Glosse: Deutsche ohne Gas!

Dass weder die inflationär in die Welt gesetzten Sanktionen noch der Hass auf die eigene industrielle Basis irgendetwas anderes bewirken könnten als den eigenen Ruin, wissen nur noch diejenigen, die es werden ausbaden müssen.

Da sage noch einer, Geschichte sei eine langweilige Materie! Denn manchmal kommt sie daher wie ein von einem Besessenen arrangierter Film, der so abstrus wirkt, dass das zuschauende Publikum ihn für übertrieben, aus der Luft gegriffen und zu weit von allem Wahrscheinlichen entfernt hält.

Wer, bitte schön, hätte, auch unter den Siegermächten, im schicksalhaften Jahre 1945 daran gedacht, das mit dem Aggressor Deutschland zu machen, was ihm jetzt, genau gerechnet 77 Jahre später ins Haus steht?

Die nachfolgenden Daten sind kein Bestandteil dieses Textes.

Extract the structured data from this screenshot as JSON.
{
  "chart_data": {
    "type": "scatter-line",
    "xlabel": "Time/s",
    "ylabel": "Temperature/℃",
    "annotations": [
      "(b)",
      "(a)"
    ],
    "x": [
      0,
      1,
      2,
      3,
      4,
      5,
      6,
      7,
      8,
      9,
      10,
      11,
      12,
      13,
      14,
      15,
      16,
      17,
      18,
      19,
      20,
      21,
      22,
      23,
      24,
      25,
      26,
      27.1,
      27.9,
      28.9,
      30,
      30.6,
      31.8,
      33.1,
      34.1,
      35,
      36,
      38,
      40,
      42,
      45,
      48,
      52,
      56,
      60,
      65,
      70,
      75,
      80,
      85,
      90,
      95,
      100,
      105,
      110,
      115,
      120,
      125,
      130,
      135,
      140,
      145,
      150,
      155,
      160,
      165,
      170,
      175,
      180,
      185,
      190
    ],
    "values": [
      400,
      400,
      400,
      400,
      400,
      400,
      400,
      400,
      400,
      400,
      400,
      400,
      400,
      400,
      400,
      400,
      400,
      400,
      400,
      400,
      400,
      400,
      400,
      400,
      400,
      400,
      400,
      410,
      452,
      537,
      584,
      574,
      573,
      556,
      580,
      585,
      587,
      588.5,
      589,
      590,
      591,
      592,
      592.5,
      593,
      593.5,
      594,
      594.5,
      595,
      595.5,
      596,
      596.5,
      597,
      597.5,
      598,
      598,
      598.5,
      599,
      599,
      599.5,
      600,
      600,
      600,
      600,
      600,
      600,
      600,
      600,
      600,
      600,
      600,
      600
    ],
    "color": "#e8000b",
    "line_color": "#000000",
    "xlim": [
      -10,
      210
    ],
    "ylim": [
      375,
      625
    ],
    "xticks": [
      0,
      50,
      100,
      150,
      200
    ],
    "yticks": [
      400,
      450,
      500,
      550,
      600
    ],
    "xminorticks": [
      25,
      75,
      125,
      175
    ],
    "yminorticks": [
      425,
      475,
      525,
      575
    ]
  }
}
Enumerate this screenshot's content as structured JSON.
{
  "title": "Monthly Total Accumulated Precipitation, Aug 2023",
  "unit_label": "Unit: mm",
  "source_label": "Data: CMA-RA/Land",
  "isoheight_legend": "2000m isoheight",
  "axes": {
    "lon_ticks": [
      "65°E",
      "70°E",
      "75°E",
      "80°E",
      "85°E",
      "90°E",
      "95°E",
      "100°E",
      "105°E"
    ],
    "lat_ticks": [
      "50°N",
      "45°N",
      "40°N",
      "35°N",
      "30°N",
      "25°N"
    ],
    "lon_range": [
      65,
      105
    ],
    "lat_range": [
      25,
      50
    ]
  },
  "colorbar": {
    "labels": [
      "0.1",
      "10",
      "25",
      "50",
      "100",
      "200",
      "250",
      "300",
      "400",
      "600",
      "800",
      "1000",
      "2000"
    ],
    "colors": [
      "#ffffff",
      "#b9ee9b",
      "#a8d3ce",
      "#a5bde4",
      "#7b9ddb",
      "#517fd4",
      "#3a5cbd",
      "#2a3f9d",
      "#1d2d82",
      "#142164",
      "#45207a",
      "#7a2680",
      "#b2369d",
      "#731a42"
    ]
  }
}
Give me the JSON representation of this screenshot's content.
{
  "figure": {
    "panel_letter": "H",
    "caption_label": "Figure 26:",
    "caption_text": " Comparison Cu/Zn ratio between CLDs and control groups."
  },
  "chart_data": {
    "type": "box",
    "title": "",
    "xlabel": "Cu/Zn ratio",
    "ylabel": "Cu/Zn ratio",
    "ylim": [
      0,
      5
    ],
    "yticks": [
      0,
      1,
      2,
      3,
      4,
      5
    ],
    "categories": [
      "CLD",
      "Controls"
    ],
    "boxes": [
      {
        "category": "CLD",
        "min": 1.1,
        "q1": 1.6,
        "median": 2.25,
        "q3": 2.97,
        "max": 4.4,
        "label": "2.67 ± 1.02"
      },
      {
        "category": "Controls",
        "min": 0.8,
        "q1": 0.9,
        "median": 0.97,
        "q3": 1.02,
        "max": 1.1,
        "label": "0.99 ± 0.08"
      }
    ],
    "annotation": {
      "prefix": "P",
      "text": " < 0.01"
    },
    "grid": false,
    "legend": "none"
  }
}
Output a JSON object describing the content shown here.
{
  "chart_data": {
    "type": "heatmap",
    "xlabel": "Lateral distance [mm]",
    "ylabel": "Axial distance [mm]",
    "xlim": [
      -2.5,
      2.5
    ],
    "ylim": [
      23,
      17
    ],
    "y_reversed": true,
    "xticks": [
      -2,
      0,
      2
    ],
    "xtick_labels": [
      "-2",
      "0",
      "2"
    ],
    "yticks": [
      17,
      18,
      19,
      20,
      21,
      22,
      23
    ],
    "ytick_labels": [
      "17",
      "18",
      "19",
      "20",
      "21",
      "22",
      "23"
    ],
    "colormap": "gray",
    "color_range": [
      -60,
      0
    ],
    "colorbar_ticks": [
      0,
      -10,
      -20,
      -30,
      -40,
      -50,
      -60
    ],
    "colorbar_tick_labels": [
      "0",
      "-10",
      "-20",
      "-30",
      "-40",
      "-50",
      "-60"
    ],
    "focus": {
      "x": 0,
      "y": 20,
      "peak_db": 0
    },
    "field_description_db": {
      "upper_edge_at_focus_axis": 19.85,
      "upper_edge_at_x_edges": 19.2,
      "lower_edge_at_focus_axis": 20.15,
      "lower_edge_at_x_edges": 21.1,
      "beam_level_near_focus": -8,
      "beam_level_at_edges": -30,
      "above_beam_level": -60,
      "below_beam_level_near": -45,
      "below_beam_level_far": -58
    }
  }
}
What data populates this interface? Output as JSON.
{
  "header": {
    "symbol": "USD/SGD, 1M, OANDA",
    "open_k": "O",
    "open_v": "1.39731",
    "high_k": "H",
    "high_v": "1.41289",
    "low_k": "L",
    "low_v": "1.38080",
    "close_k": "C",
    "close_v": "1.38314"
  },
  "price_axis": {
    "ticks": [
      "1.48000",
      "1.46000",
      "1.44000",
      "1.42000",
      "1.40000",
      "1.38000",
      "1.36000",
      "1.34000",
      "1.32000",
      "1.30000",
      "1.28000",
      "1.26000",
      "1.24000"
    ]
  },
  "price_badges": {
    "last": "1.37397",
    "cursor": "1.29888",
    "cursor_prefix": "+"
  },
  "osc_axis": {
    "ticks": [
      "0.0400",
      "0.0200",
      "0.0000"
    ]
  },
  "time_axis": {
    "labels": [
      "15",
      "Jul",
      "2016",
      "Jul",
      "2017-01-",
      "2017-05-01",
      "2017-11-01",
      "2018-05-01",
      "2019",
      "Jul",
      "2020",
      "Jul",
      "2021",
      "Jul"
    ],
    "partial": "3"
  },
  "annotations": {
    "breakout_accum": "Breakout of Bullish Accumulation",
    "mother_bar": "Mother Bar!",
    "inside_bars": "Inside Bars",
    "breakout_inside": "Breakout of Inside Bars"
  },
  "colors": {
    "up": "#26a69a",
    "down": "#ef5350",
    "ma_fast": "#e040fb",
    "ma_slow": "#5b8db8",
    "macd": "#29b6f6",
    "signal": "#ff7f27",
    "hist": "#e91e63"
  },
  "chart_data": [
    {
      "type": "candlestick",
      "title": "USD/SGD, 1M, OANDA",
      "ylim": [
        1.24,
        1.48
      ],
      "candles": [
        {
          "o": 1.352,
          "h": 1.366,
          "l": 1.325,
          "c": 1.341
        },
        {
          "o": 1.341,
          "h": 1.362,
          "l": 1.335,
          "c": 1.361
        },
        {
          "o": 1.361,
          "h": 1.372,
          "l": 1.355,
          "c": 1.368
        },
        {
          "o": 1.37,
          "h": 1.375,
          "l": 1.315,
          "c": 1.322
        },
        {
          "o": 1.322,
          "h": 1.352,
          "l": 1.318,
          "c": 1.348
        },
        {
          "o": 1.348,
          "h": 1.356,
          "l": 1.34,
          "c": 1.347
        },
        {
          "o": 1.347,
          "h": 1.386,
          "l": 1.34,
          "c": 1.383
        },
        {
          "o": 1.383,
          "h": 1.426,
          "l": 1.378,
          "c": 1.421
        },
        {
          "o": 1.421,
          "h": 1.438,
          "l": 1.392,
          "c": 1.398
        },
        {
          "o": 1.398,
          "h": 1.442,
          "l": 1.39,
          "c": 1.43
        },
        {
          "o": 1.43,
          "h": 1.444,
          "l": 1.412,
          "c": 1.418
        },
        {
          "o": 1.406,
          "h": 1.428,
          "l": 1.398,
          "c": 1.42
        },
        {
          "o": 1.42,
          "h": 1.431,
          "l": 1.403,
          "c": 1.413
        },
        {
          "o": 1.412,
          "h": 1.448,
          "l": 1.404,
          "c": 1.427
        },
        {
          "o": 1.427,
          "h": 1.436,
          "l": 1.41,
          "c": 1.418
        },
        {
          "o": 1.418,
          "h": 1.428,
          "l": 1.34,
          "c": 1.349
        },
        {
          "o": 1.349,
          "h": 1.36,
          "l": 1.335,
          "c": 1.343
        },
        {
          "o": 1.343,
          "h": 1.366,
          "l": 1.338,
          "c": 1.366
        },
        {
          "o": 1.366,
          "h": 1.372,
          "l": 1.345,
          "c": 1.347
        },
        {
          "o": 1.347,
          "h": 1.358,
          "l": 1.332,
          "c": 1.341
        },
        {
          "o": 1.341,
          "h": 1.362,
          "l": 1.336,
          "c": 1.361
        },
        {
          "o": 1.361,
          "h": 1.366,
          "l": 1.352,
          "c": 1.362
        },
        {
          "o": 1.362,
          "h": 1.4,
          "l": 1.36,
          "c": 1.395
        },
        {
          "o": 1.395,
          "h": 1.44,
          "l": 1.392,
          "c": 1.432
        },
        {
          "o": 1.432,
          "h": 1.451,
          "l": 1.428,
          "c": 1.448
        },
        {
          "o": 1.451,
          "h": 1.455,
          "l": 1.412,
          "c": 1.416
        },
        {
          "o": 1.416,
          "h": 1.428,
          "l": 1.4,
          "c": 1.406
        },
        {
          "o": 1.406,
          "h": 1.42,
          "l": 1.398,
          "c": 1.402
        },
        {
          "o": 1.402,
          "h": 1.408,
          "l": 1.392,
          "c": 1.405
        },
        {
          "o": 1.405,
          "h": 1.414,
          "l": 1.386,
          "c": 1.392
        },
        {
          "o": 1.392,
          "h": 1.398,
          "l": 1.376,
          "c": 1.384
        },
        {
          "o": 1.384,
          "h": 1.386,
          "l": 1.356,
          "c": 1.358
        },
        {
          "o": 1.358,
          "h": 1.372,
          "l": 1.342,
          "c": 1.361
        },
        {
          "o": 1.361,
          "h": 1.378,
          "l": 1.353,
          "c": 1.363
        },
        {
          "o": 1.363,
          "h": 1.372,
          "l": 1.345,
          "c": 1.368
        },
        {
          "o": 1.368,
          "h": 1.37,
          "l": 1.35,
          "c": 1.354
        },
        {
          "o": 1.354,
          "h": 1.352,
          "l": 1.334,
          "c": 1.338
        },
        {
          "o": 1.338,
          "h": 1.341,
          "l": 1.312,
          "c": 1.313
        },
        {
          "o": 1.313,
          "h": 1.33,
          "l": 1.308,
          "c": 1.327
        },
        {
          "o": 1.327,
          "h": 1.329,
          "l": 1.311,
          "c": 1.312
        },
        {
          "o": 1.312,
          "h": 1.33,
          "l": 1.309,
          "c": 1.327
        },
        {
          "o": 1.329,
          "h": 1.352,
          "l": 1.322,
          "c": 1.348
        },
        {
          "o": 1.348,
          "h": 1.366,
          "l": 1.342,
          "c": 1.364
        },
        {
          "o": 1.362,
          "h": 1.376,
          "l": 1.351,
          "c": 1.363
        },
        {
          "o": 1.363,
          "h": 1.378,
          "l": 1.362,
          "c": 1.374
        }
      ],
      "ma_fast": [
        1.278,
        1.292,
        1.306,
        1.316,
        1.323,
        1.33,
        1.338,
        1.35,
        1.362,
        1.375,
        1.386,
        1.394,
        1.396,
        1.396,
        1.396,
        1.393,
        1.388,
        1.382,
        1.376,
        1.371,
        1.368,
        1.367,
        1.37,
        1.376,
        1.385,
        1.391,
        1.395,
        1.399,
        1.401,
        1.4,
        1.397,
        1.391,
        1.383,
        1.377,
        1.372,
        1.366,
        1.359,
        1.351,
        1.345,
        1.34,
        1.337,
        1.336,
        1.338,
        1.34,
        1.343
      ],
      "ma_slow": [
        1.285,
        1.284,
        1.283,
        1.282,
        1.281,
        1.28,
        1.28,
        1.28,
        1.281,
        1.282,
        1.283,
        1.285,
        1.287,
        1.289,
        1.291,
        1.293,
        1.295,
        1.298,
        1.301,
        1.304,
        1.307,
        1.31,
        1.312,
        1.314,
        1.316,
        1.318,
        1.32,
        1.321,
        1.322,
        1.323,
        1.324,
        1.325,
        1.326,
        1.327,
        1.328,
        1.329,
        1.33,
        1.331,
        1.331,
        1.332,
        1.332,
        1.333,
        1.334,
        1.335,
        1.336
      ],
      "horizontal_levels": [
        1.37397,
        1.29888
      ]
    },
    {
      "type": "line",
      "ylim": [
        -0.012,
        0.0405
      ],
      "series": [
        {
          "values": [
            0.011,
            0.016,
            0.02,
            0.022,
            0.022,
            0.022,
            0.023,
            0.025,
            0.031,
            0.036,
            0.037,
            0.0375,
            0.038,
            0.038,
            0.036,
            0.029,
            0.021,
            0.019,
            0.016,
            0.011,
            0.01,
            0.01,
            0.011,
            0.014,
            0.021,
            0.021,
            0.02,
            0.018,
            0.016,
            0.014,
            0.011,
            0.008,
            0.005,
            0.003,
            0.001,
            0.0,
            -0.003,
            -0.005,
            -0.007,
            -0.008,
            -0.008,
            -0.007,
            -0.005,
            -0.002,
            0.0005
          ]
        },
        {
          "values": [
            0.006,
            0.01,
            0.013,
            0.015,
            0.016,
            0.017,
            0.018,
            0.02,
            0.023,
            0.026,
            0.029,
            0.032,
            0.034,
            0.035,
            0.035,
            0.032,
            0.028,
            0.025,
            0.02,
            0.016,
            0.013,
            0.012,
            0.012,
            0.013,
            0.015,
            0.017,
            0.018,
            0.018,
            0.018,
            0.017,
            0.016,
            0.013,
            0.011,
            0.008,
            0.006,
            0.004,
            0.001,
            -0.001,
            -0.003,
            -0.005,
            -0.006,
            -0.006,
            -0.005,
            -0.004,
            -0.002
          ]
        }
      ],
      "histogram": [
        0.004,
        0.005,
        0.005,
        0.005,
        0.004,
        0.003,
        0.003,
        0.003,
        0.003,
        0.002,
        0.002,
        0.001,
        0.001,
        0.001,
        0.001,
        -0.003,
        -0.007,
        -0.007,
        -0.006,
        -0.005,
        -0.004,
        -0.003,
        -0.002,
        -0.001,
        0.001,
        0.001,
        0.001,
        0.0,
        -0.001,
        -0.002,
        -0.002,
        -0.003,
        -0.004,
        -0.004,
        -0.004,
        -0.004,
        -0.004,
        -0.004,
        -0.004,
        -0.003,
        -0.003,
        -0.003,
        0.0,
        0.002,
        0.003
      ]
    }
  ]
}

Nein, man hat sich mit Petitessen begnügt, das Land geteilt, erst einmal unbewaffnet gelassen, was später nach der Entstehung neuer Feindbilder wieder aufgehoben wurde. Man hat über einen Agrarstaat räsoniert (1), man hat die Politiker, die Journalisten und die Pädagogen ausgebildet und zumindest die sichtbarsten Nazis aus dem Blickfeld entfernt (2). Aber die stärkste Waffe, oder um es beim Namen zu nennen, das tödlichste Werkzeug der menschen- und zivilisationsverachtenden Tötungsmaschine hat man ihnen belassen.

Richtung Wand

Dass jetzt ausgerechnet das Land, welches in der Folge derer steht, die am meisten unter dem deutschen Größenwahn gelitten haben, nämlich Russland, am sprichwörtlich längerem Hebel sitzt, gehört zu dem abgefuckten Drehbuch, an das sich selbst ein Tarantino (3) nicht wagen würde und nach dem momentan Regie geführt wird: Der Russe dreht den Deutschen das Gas ab!

Dass es nicht ganz so ist, wie es von den in der Verantwortung stehenden Politikern beteuert wird, gehört schon längst nicht mehr zu den Realitäten, über die es sich aufzuregen lohnte. Kalt könnte man es so formulieren: Wer seine Politik an Werten orientiert, die er selbst nicht mehr lebt und die Interessen des eigenen Landes ignoriert, der fährt ohne Helm mit einem Kick-down frontal auf eine Wand zu.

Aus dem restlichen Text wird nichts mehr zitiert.